O "superboom" ficou fora de controlo quando os novos produtos financeiros se tornaram tão complexos que as autoridades financeiras já não conseguiam calcular os riscos e começaram a contar com os métodos de gestão de risco dos próprios bancos. Do mesmo modo, as agências de "rating" contavam com a informação fornecida pelos criadores de produtos sintéticos. Era um abdicar de responsabilidades verdadeiramente chocante. Tudo o que podia correr mal, correu mal.

Começou com as hipotecas "subprime" (créditos hipotecários de alto risco), alastrou a todas as obrigações de dívida com garantia, pôs em perigo a mediação de seguros e resseguros municipais e hipotecários e ameaçou destruir o mercado de trocas com um incumprimento de crédito de vários milhões de milhões de dólares. Os compromissos dos bancos de investimento com aquisições alavancadas transformaram-se em passivos. Os fundos de cobertura sem risco acabaram por não ser sem risco e tiveram de ser postos de parte.

O mercado do papel comercial coberto por activos estagnou e os meios especiais de investimento estabelecidos por bancos para retirarem as hipotecas dos seus balanços já não conseguiam passar sem financiamento externo.O golpe de misericórdia aconteceu quando o empréstimo interbancário, vital no sistema financeiro, foi interrompido pelo facto de os bancos terem de gerir os seus recursos e não poderem confiarnos seus homólogos.

Os bancos centrais tiveram de injectar uma quantia sem precedentes e tiveram de alargar o crédito sobre títulos sem precedentes ao maior leque de instituições de sempre. Isso transformou a crise na mais grave desde a Segunda Guerra Mundial. À expansão do crédito deverá agora seguir-se um período de contracção, porque alguns dos novos instrumentos e práticas do crédito são perversos e insustentáveis. Além disso, a capacidade das autoridades financeiras de estimular a economia está limitada pela falta de vontade do resto do mundo para acumular reservas de dólares adicionais.

Até há pouco tempo os investidores esperavam que a Reserva Federal norte-americana fizesse o que fosse necessário para evitar uma recessão, porque foi o que fez em anteriores ocasiões. Agora são obrigados a reconhecer que a Fed pode já não estar em posição de o poder fazer. Com o petróleo, os alimentos e outros bens essenciais sem sofrer alteração e o renminbi [moeda chinesa, cuja unidade é o yuan] a valorizar-se um pouco mais rapidamente, a Fed tem também de se preocupar com a inflação.

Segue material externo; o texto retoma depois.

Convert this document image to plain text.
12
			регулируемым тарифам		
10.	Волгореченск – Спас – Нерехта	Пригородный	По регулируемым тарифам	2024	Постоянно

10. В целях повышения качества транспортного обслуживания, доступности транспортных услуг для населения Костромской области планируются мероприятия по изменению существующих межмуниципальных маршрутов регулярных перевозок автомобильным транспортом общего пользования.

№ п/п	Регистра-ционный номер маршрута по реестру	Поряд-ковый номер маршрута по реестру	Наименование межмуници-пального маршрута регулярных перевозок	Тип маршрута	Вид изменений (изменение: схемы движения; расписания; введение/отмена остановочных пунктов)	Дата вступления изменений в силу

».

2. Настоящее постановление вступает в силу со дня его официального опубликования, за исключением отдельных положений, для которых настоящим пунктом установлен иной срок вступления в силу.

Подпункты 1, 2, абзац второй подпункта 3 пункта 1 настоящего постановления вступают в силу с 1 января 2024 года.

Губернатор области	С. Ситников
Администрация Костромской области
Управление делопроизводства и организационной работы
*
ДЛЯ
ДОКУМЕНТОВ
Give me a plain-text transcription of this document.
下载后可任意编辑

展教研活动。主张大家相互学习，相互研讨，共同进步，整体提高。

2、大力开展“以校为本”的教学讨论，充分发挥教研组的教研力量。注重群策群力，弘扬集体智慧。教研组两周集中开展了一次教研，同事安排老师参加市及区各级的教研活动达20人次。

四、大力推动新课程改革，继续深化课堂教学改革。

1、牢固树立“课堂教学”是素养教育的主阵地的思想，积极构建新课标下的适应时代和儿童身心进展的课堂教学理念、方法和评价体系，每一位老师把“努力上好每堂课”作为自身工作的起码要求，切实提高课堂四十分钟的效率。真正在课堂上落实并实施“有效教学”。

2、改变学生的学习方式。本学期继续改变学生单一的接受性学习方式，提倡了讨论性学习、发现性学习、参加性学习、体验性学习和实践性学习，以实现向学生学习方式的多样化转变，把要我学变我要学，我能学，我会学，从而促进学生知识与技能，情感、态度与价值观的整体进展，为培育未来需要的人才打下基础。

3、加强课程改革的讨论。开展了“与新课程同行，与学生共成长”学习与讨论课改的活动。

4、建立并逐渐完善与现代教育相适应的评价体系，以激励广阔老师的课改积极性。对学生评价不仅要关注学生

Se as taxas de juro fossem diminuídas para além de um certo ponto, o dólar sofria nova pressão e as obrigações de longo prazo teriam de facto maior lucro. É impossível determinar qual é esse ponto, mas quando ele for atingido, chega ao fim a capacidade da Fed de estimular a economia. Embora seja agora mais ou menos inevitável a ocorrência de uma recessão no mundo desenvolvido, a tendência na China, na Índia e em alguns dos países produtores de petróleo é manifestamente oposta.

Consequentemente, é mais provável que a actual crise financeira cause um realinhamento radical da economia global do que uma recessão global, vindo a verificar-se um relativo declínio dos Estados Unidos e a ascensão da China e de outros países em vias de desenvolvimento. O perigo é que as tensões políticas daí resultantes, incluindo o proteccionismo norte-americano, possam causar o colapso da economia global e lançar o mundo numa recessão – ou pior."
Fonte: Jornal Público de 24/01/2008

2. Por sua vez o Director Executivo do FMI, uma das grandes intâncias transnacionais da gestão do mundo económico, promotora da Bíblia Neoliberal, defende agora a intervenção do Estado na economia. Alguém percebe? Talvez...
Fonte: Público, 27 de Janeiro de 2008:

"FMI surpreende e defende subida dos défices públicos para controlar a crise.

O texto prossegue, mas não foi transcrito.